VIDEO | Rebroadcast of ceremonial groundbreaking outside Historic Downtown West Bend Theatre


    May 1, 2019 – West Bend, WI – The Historic Downtown West Bend Theatre made it official Wednesday afternoon as a ceremonial groundbreaking was held to mark the start of a major renovation at the theatre, 215 N. Main Street.

    Nic Novaczyk, president of Historic West Bend Theatre Inc. kicked off the program. “It’s been about 24 months we’ve been working on this diligently,” said Novaczyk. “We’re thinking by July we’ll have the marquee back and a special thanks to Poblocki Sign.”

    “Thank you to the community for coming together to do this,” Novaczyk. “This is a very rare event that takes place where an entire city and town can come together and recreate history. This has been an identifying mark for West Bend for decades and decades and it’s just been such a joy and privilege to watch it in its early stages to start to come back to life.”

    The revised time-line for the completion of the restoration puts the grand opening in the spring of 2020.
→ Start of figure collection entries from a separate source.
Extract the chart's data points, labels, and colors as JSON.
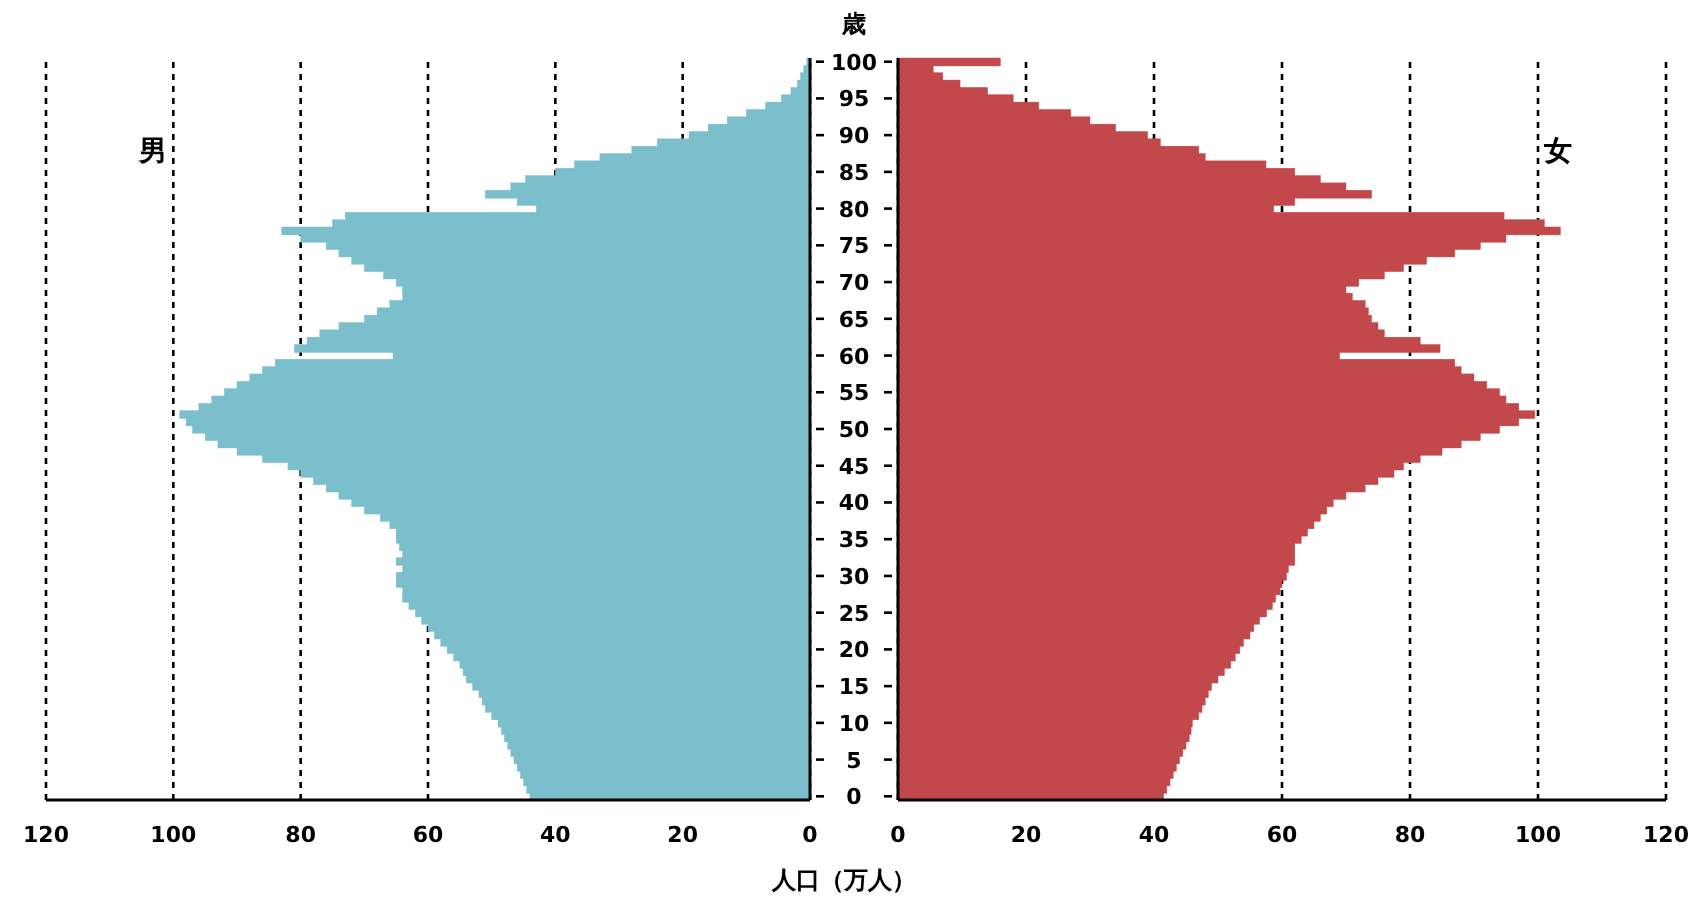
{
  "chart_data": [
    {
      "type": "bar",
      "orientation": "horizontal",
      "title": "男",
      "grid": "x",
      "tick_labels": "x",
      "categories": [
        "100",
        null,
        null,
        null,
        null,
        "95",
        null,
        null,
        null,
        null,
        "90",
        null,
        null,
        null,
        null,
        "85",
        null,
        null,
        null,
        null,
        "80",
        null,
        null,
        null,
        null,
        "75",
        null,
        null,
        null,
        null,
        "70",
        null,
        null,
        null,
        null,
        "65",
        null,
        null,
        null,
        null,
        "60",
        null,
        null,
        null,
        null,
        "55",
        null,
        null,
        null,
        null,
        "50",
        null,
        null,
        null,
        null,
        "45",
        null,
        null,
        null,
        null,
        "40",
        null,
        null,
        null,
        null,
        "35",
        null,
        null,
        null,
        null,
        "30",
        null,
        null,
        null,
        null,
        "25",
        null,
        null,
        null,
        null,
        "20",
        null,
        null,
        null,
        null,
        "15",
        null,
        null,
        null,
        null,
        "10",
        null,
        null,
        null,
        null,
        "5",
        null,
        null,
        null,
        null,
        "0"
      ],
      "series": [
        {
          "color": "#7bbfcc",
          "values": [
            0.5,
            1,
            1.5,
            2,
            3,
            4.5,
            7,
            10,
            13,
            16,
            19,
            24,
            28,
            33,
            37,
            40,
            44.7,
            47,
            51,
            46,
            43,
            73,
            75,
            83,
            80,
            76,
            74,
            72,
            70,
            67,
            65,
            64,
            64,
            66,
            68,
            70,
            74,
            77,
            79,
            81,
            65.5,
            84,
            86,
            88,
            90,
            92,
            94,
            96,
            99,
            98,
            97,
            95,
            93,
            90,
            86,
            82,
            80,
            78,
            76,
            74,
            72,
            70,
            67.5,
            66,
            65,
            65,
            64.5,
            64,
            65,
            64,
            65,
            65,
            64,
            64,
            63,
            62,
            61,
            60,
            59,
            58,
            57,
            56,
            55,
            54.5,
            54,
            53,
            52,
            51.5,
            51,
            50,
            49,
            48.5,
            48,
            47.5,
            47,
            46.5,
            46,
            45.5,
            45,
            44.5,
            44
          ]
        }
      ],
      "xlim": [
        120,
        0
      ],
      "xticks": [
        120,
        100,
        80,
        60,
        40,
        20,
        0
      ]
    },
    {
      "type": "bar",
      "orientation": "horizontal",
      "title": "女",
      "grid": "x",
      "ylabel": "歳",
      "xlabel": "人口（万人）",
      "categories": [
        "100",
        null,
        null,
        null,
        null,
        "95",
        null,
        null,
        null,
        null,
        "90",
        null,
        null,
        null,
        null,
        "85",
        null,
        null,
        null,
        null,
        "80",
        null,
        null,
        null,
        null,
        "75",
        null,
        null,
        null,
        null,
        "70",
        null,
        null,
        null,
        null,
        "65",
        null,
        null,
        null,
        null,
        "60",
        null,
        null,
        null,
        null,
        "55",
        null,
        null,
        null,
        null,
        "50",
        null,
        null,
        null,
        null,
        "45",
        null,
        null,
        null,
        null,
        "40",
        null,
        null,
        null,
        null,
        "35",
        null,
        null,
        null,
        null,
        "30",
        null,
        null,
        null,
        null,
        "25",
        null,
        null,
        null,
        null,
        "20",
        null,
        null,
        null,
        null,
        "15",
        null,
        null,
        null,
        null,
        "10",
        null,
        null,
        null,
        null,
        "5",
        null,
        null,
        null,
        null,
        "0"
      ],
      "series": [
        {
          "color": "#c2484b",
          "values": [
            16,
            5.5,
            7,
            9.7,
            14,
            18,
            22,
            27,
            30,
            34,
            39,
            41,
            47,
            48,
            57.5,
            62,
            66,
            70,
            74,
            62,
            58.7,
            94.7,
            101,
            103.5,
            95,
            91,
            87,
            82.6,
            79,
            76,
            72,
            70,
            71,
            73,
            73.5,
            74,
            75,
            76,
            81.6,
            84.7,
            69,
            87,
            88,
            90,
            92,
            94,
            95,
            97,
            99.5,
            97,
            94,
            91,
            88,
            85,
            81.6,
            79,
            77.5,
            75,
            73,
            70,
            68,
            67,
            66,
            65,
            64,
            63,
            62,
            62,
            62,
            61,
            60.7,
            60,
            59.7,
            59,
            58.5,
            57.6,
            56.5,
            55.6,
            55,
            54,
            53.4,
            52.7,
            52,
            51,
            50,
            49,
            48.5,
            48,
            47.5,
            47,
            46,
            45.8,
            45.5,
            45,
            44.5,
            44,
            43.5,
            43,
            42.5,
            42,
            41.5
          ]
        }
      ],
      "xlim": [
        0,
        120
      ],
      "xticks": [
        0,
        20,
        40,
        60,
        80,
        100,
        120
      ]
    }
  ]
}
    MSI General Inc. is the design-build firm contracted to lead the restoration. Local sub-contractors include Steiner Electric and Albiero Plumbing, both of West Bends, and Affordable Environmental Technologies of Germantown. National Exchange Bank will provide the construction loan.

    The total project cost has been estimated at $3.5 million. It includes: a new heating and ventilating system, new roof, revamped electrical and plumbing systems, new sound and video equipment, IT systems, new restrooms, an enlarged stage, new seating on the main floor and balcony and a snazzy bar with art deco features.

    The theatre art deco theatre was built in 1929 and had more than 600 seats. The renovation into a multi-purpose building will have 120 seats on the main floor and 200 in the balcony.

    Jim German was born and raised in West Bend. The former alderman recalled a movie in the 1950s at the Downtown Theatre that scared the bejeebers out of him.

    “It was about an ant that got too close to the nuclear power plant,” German said about the movie ‘Them.’¬† “It sounded like a cricket and when I left the theatre I heard crickets so my walk home turned into a run home.”

    ‘The Day the Earth Stood Still’ was another film German saw at the theatre. “This project is too much to think… there’s a whole lot of stuff here. This is a big project; pretty ambitious,” he said.

    Image result for Them, the movie

    German also recalled the big kerfuffle in town when the theatre owners decided to raise the price from seven cents to nine cents. “We all got jazzed up because where are we going to get that extra two cents to see a movie,” bristled German.